Following another admission to the hospital, tests revealed an enlarged heart that was surrounded by fluid and a clot in her left ventricle. Doctors again speculated that this was a complication stemming from her recent pregnancy, not a long-term problem. She was prescribed a few medications and sent home.
One month later, with her symptoms worsening and medication seemingly ineffective, Rekisha was in the hospital again. This time, the news was devastating.
“Doctors told me my heart was functioning at about 15 percent capacity and I would need a transplant,” she says. “The only positive was their belief that I was years away from needing the new heart.”
Relieved to finally have an accurate diagnosis and looking forward to getting back to relative normalcy with her growing family, Rekisha underwent several procedures, including placement of an implantable cardioverter-defibrillator (ICD), and returned home.
What happened next would test even the strongest of people. Rekisha’s time at home was short lived as she slipped into severe heart failure and required an emergency left ventricular assist device (LVAD) heart pump, to support her heart function prior to having a future transplant. Following this surgery, Rekisha was required to move into the hospital until a transplant became available.
“I had two nurses assigned to be with me at all times,” she says. “I never even left the heart failure wing because it was too risky.”

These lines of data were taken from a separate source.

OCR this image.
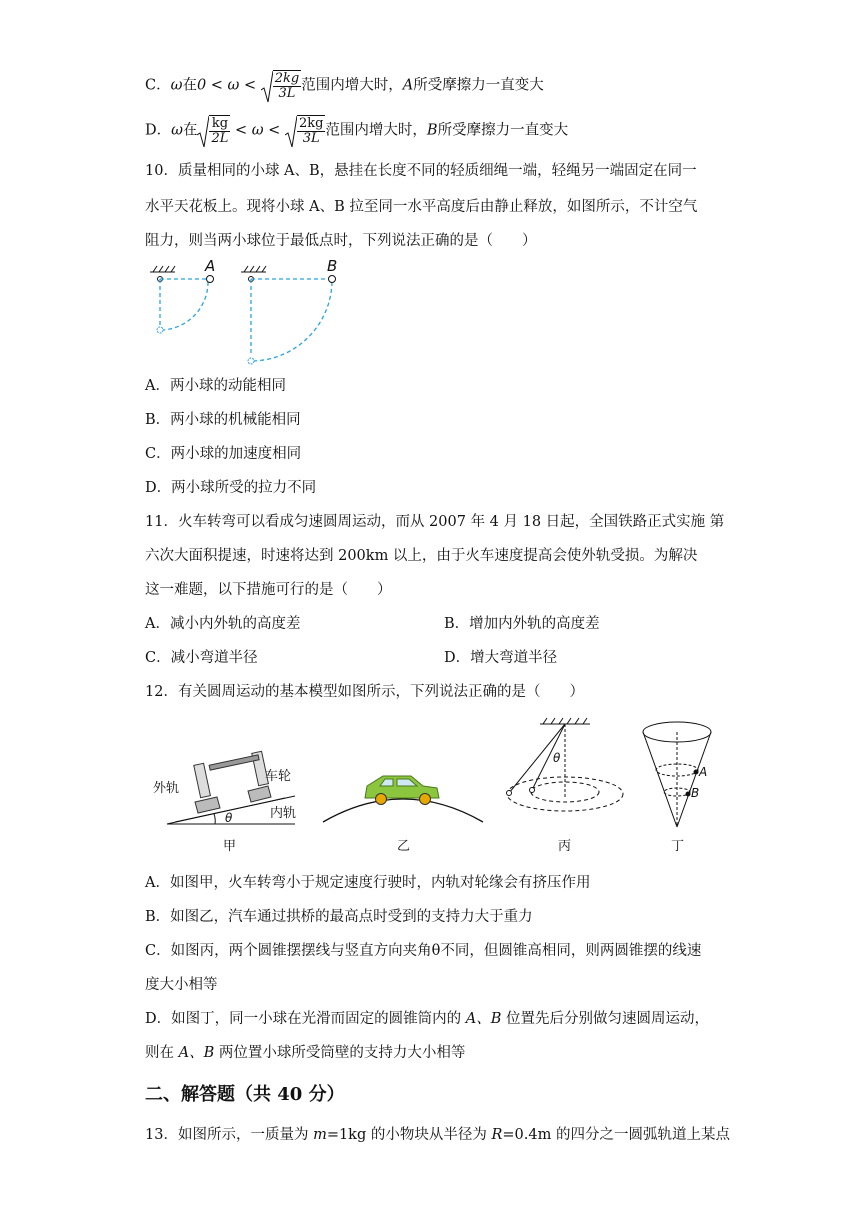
C．ω在$0 < \omega < \frac{2kg}{3L}$ 范围内增大时，A所受摩擦力一直变大
D．ω在 $\frac{kg}{2L} < \omega < \frac{2kg}{3L}$ 范围内增大时，B所受摩擦力一直变大
10．质量相同的小球 A、B，悬挂在长度不同的轻质细绳一端，轻绳另一端固定在同一
水平天花板上。现将小球 A、B 拉至同一水平高度后由静止释放，如图所示，不计空气
阻力，则当两小球位于最低点时，下列说法正确的是（　　）
A	B
A．两小球的动能相同
B．两小球的机械能相同
C．两小球的加速度相同
D．两小球所受的拉力不同
11．火车转弯可以看成匀速圆周运动，而从 2007 年 4 月 18 日起，全国铁路正式实施 第
六次大面积提速，时速将达到 200km 以上，由于火车速度提高会使外轨受损。为解决
这一难题，以下措施可行的是（　　）
A．减小内外轨的高度差	B．增加内外轨的高度差
C．减小弯道半径	D．增大弯道半径
12．有关圆周运动的基本模型如图所示，下列说法正确的是（　　）
外轨
车轮
内轨
θ
甲	乙
θ
丙
A
B
丁
A．如图甲，火车转弯小于规定速度行驶时，内轨对轮缘会有挤压作用
B．如图乙，汽车通过拱桥的最高点时受到的支持力大于重力
C．如图丙，两个圆锥摆摆线与竖直方向夹角θ不同，但圆锥高相同，则两圆锥摆的线速
度大小相等
D．如图丁，同一小球在光滑而固定的圆锥筒内的 A、B 位置先后分别做匀速圆周运动，
则在 A、B 两位置小球所受筒壁的支持力大小相等
二、解答题（共 40 分）
13．如图所示，一质量为 m=1kg 的小物块从半径为 R=0.4m 的四分之一圆弧轨道上某点
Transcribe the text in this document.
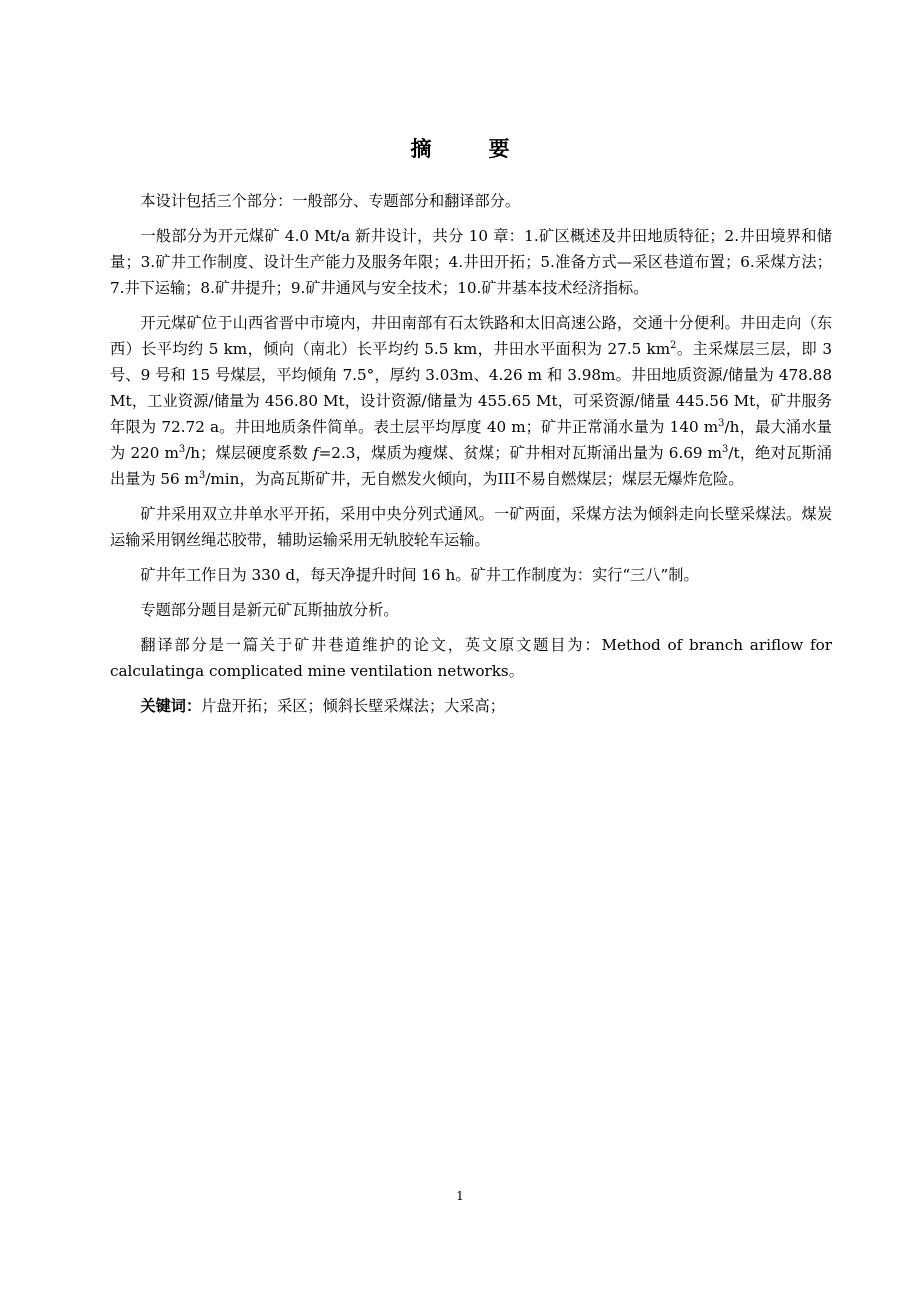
摘　要

本设计包括三个部分：一般部分、专题部分和翻译部分。

一般部分为开元煤矿 4.0 Mt/a 新井设计，共分 10 章：1.矿区概述及井田地质特征；2.井田境界和储量；3.矿井工作制度、设计生产能力及服务年限；4.井田开拓；5.准备方式—采区巷道布置；6.采煤方法；7.井下运输；8.矿井提升；9.矿井通风与安全技术；10.矿井基本技术经济指标。

开元煤矿位于山西省晋中市境内，井田南部有石太铁路和太旧高速公路，交通十分便利。井田走向（东西）长平均约 5 km，倾向（南北）长平均约 5.5 km，井田水平面积为 27.5 $km^2$。主采煤层三层，即 3 号、9 号和 15 号煤层，平均倾角 7.5°，厚约 3.03m、4.26 m 和 3.98m。井田地质资源/储量为 478.88 Mt，工业资源/储量为 456.80 Mt，设计资源/储量为 455.65 Mt，可采资源/储量 445.56 Mt，矿井服务年限为 72.72 a。井田地质条件简单。表土层平均厚度 40 m；矿井正常涌水量为 140 $m^3/h$，最大涌水量为 220 $m^3/h$；煤层硬度系数 f=2.3，煤质为瘦煤、贫煤；矿井相对瓦斯涌出量为 6.69 $m^3/t$，绝对瓦斯涌出量为 56 $m^3/\min$，为高瓦斯矿井，无自燃发火倾向，为III不易自燃煤层；煤层无爆炸危险。

矿井采用双立井单水平开拓，采用中央分列式通风。一矿两面，采煤方法为倾斜走向长壁采煤法。煤炭运输采用钢丝绳芯胶带，辅助运输采用无轨胶轮车运输。

矿井年工作日为 330 d，每天净提升时间 16 h。矿井工作制度为：实行“三八”制。

专题部分题目是新元矿瓦斯抽放分析。

翻译部分是一篇关于矿井巷道维护的论文，英文原文题目为：Method of branch ariflow for calculatinga complicated mine ventilation networks。

关键词：片盘开拓；采区；倾斜长壁采煤法；大采高；

1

Just 32 years old at the time, Rekisha had been away for the majority of her newborn son’s life, and had celebrated her other five children’s birthdays and her wedding anniversary in a hospital bed. Unsure of whether a donor heart would arrive in time, doctors warned her to get her affairs in order. Instead, Rekisha began planning her Christmas and New Year’s celebrations. Just as she had known that something wasn’t right with her health before, she was now confident that she would be around to celebrate the holiday season with her family.
Once again, Rekisha’s instincts were right. The week before Christmas, she underwent a successful heart transplant.
Nearly a year later, Rekisha is back to taking care of her family, but has made significant changes to her lifestyle.
“My life is not “go, go, go” all the time like it was before,” she says. “I rest more, eat better and take some time for myself.”
Rekisha also takes time to educate other women about being their own health advocates.
“I think we all get used to doing too much and learning to ignore minor ailments or fatigue because that is what women are programmed to do,” she says. “I tell everyone I know to pay attention to any changes in your health and see as many doctors as necessary to be sure your voice is heard.”